Матра была одна из самых новых в Урике, и не могла в полной мере оценить великую традицию, которая приводила ее любимого продавца фруктов на этот угол каждое утро. Он просто был там в тот первый раз, когда она решила принести фрукты Отцу, и с тех пор так повторялось каждое утро.

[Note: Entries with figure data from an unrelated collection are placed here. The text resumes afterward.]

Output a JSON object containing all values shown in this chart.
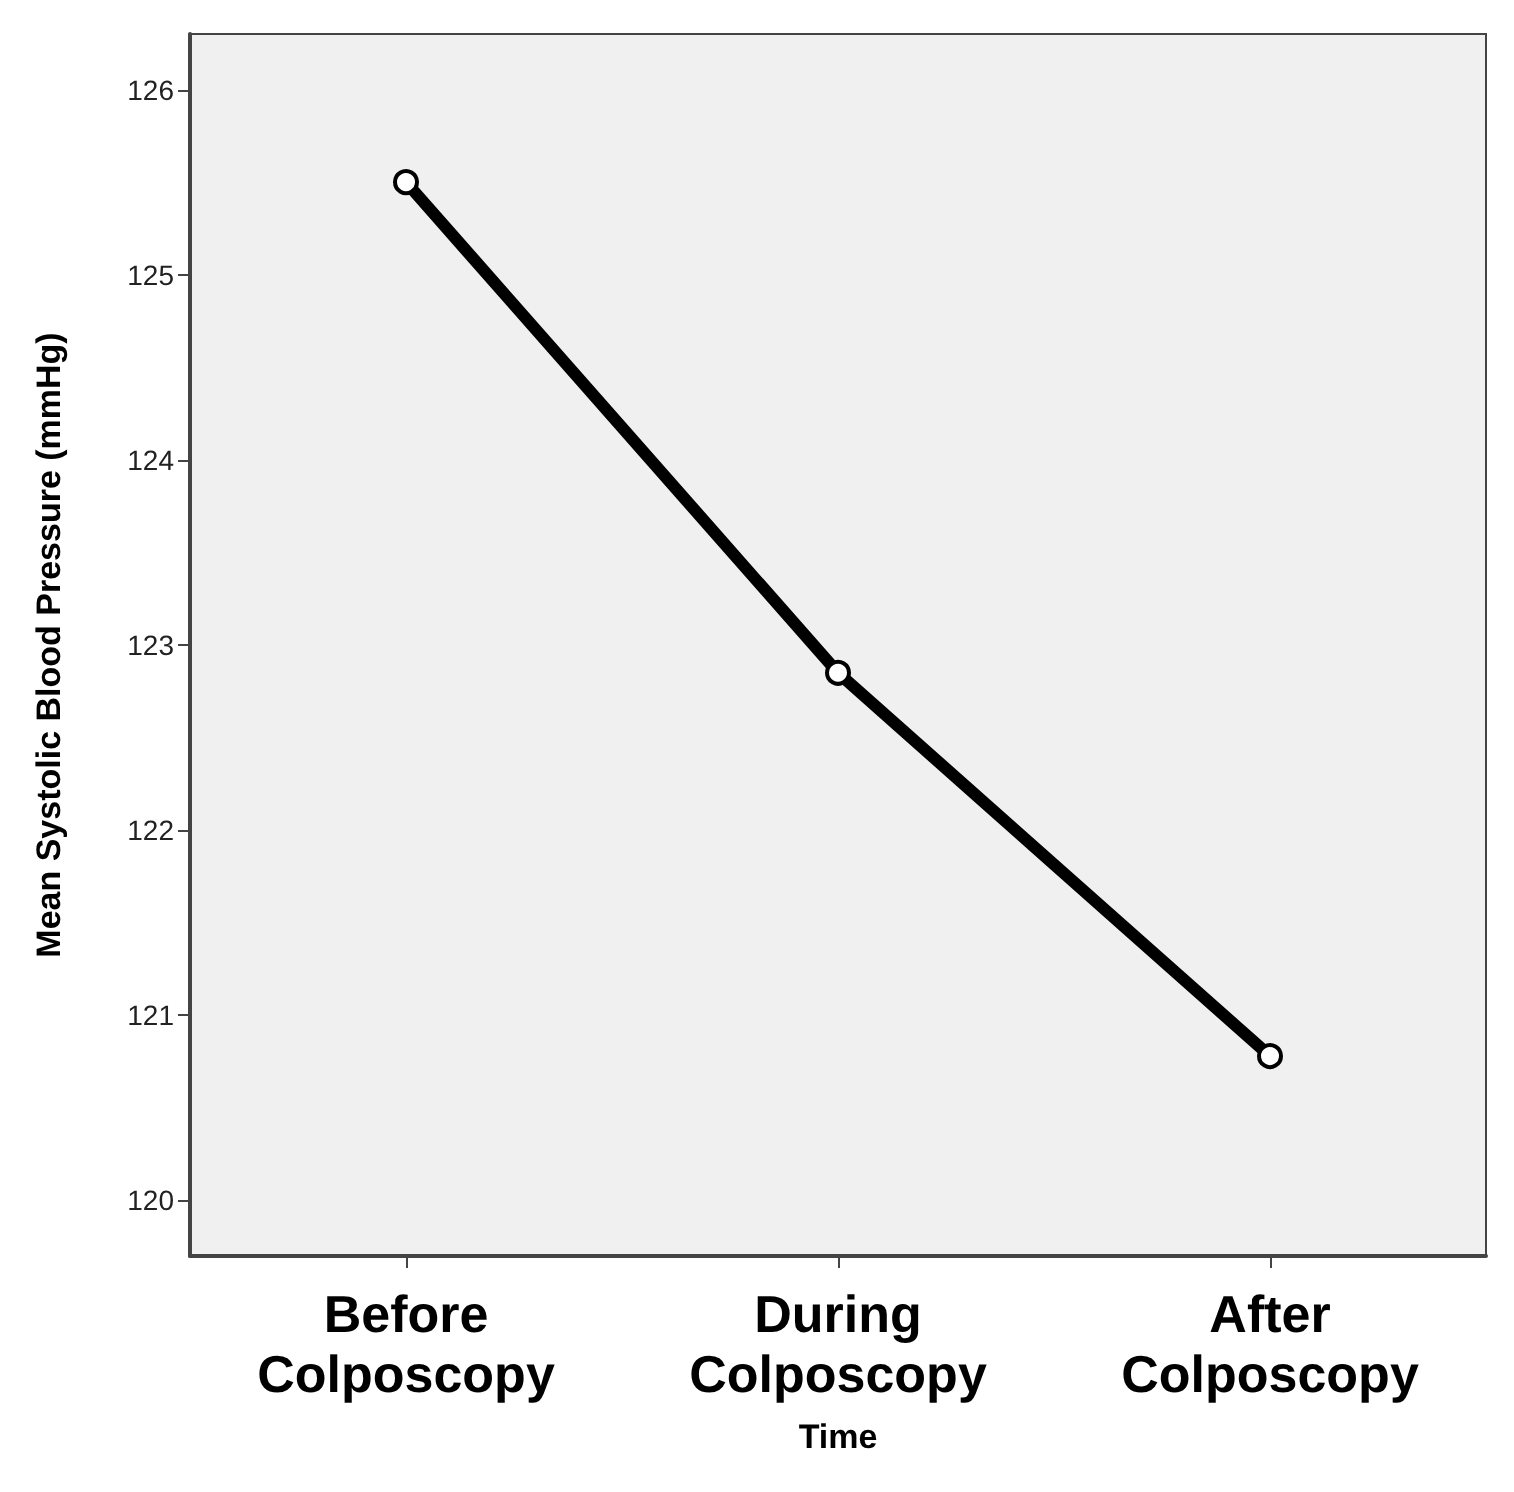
{
  "chart_data": {
    "type": "line",
    "xlabel": "Time",
    "ylabel": "Mean Systolic Blood Pressure (mmHg)",
    "categories": [
      "Before\nColposcopy",
      "During\nColposcopy",
      "After\nColposcopy"
    ],
    "series": [
      {
        "color": "#000000",
        "values": [
          125.5,
          122.85,
          120.78
        ]
      }
    ],
    "ylim": [
      119.7,
      126.3
    ],
    "yticks": [
      120,
      121,
      122,
      123,
      124,
      125,
      126
    ],
    "grid": false,
    "marker": "circle",
    "line_style": "solid"
  }
}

— Кабры, элеганта, — сказал он с улыбкой, показывая на крепкие серые сферы. — Почти свежие, из поместья Долфилиуса. Самые первые из нового урожая и самые лучшие. Каждый за осколок, два осколка за несколько.
Продавец фруктов говорил не переставая, не ожидая ответа от Матры, и он называл ее элеганта, а Отец сказал, что это вежливое слово для тех, кто, как и она, выбрал не самую лучшую дорогу в жизни, но ей нравилось, как оно звучит. Матра любила кабры, хотя почти забыла о них. Сейчас, увидев их на тележке продавца, она вспомнила, не видела их много-много восходов солнца. Наверно целый год восходов, судя по этому полуэльфу.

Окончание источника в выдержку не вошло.